After the War, San Diego continued to supply the military with cutting edge aircraft.  Ryan produced experimental models such as the X-13 Vertijet and the XV-5A Vertifan. Although these aircraft were never produced in large numbers, they did greatly contribute to vertical takeoff and landing research, which would be incredibly useful in today’s aircraft. In 1969 Ryan was acquired by Teledyne and would produce Unmanned Aerial Vehicles (UAV) in large numbers for the military.  These UAVs would be used as both target drones and for reconnaissance, and are the predecessors to today’s Predator and Global Hawk designs.

Convair was purchased by General Dynamics in 1954, and continued to be a major player in U.S. aerospace defense, producing aircraft such as the F-102, F-106, C-131 and the R3Y in San Diego.  Convair also produced experimental aircraft like the F2Y Sea Dart and the XFY Pogo which although not a commercial success, were impressive research projects.  As the Cold War progressed and fears about Russian aggression increased, Convair developed the Atlas Missile, America’s first ICBM, later a very successful space launch vehicle.  Luckily, the Atlas was never fired in anger, but did launch the first Americans into orbit with the Mercury program.  Convair continued to produce defense products, including empennage structures for both the C-141 and C-5A, as well as the Tomahawk and Advanced Cruise Missile, until the company was dissolved in 1994.

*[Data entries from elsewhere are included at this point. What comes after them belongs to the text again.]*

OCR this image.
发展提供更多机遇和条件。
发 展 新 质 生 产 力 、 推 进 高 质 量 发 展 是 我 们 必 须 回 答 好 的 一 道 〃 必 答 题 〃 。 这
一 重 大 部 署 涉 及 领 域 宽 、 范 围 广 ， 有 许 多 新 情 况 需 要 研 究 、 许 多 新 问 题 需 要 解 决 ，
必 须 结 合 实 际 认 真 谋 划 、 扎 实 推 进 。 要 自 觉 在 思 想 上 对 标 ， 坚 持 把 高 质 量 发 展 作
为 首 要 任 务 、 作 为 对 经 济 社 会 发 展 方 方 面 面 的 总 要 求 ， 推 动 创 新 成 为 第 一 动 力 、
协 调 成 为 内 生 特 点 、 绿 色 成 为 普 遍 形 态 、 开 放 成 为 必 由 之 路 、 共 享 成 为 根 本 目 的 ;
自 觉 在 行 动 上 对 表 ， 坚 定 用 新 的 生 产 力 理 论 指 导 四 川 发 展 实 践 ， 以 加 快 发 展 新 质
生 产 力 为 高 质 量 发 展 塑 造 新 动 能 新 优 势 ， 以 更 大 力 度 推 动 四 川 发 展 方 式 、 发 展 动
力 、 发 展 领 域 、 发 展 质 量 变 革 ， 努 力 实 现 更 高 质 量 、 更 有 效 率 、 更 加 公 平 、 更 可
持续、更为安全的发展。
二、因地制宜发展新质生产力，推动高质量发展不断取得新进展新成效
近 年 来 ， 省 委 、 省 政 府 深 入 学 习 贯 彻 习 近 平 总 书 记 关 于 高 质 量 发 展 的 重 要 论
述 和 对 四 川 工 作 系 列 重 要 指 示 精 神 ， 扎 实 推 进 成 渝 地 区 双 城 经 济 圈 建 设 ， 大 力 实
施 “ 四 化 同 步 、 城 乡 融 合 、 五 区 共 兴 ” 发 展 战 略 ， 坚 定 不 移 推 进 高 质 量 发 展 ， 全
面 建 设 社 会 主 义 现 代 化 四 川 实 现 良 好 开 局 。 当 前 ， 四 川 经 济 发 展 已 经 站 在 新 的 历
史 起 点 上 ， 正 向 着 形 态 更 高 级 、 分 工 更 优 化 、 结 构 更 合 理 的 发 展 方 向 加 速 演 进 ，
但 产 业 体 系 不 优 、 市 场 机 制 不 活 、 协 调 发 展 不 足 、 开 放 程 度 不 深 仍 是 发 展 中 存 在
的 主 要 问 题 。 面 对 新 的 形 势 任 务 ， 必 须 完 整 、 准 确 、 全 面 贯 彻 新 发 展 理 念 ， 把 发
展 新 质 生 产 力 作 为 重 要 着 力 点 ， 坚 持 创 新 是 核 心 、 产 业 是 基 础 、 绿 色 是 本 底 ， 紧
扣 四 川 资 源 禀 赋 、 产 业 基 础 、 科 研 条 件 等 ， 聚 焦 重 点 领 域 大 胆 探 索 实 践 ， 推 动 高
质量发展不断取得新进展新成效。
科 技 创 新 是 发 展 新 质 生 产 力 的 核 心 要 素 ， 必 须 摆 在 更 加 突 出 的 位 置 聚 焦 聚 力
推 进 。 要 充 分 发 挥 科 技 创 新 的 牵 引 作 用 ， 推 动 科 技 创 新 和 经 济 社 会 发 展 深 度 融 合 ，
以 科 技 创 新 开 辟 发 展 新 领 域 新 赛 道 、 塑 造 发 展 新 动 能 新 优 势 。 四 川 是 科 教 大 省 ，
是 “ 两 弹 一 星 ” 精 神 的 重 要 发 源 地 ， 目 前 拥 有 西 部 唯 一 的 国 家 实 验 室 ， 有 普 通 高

Today, San Diego aerospace corporations continue to produce equipment for use by the military.  Northrup Grumman, which purchased Teledyne Ryan in 1999, continues to produce UAVs, like the Global Hawk.  And San Diego based General Atomics builds the Predator UAV.  In addition, numerous San Diego based companies such as Cubic Corporation continue to provide Aerospace defense technology for the military.  Also, Rohr, later Goodrich Aerostructures and now United Technologies Corporation, continues to build engine nacelles, thrust reversers, and mounting pylons for military aircraft.  The relationship between the U.S. Military and San Diego’s Aerospace companies is now in its second century, and is only growing stronger.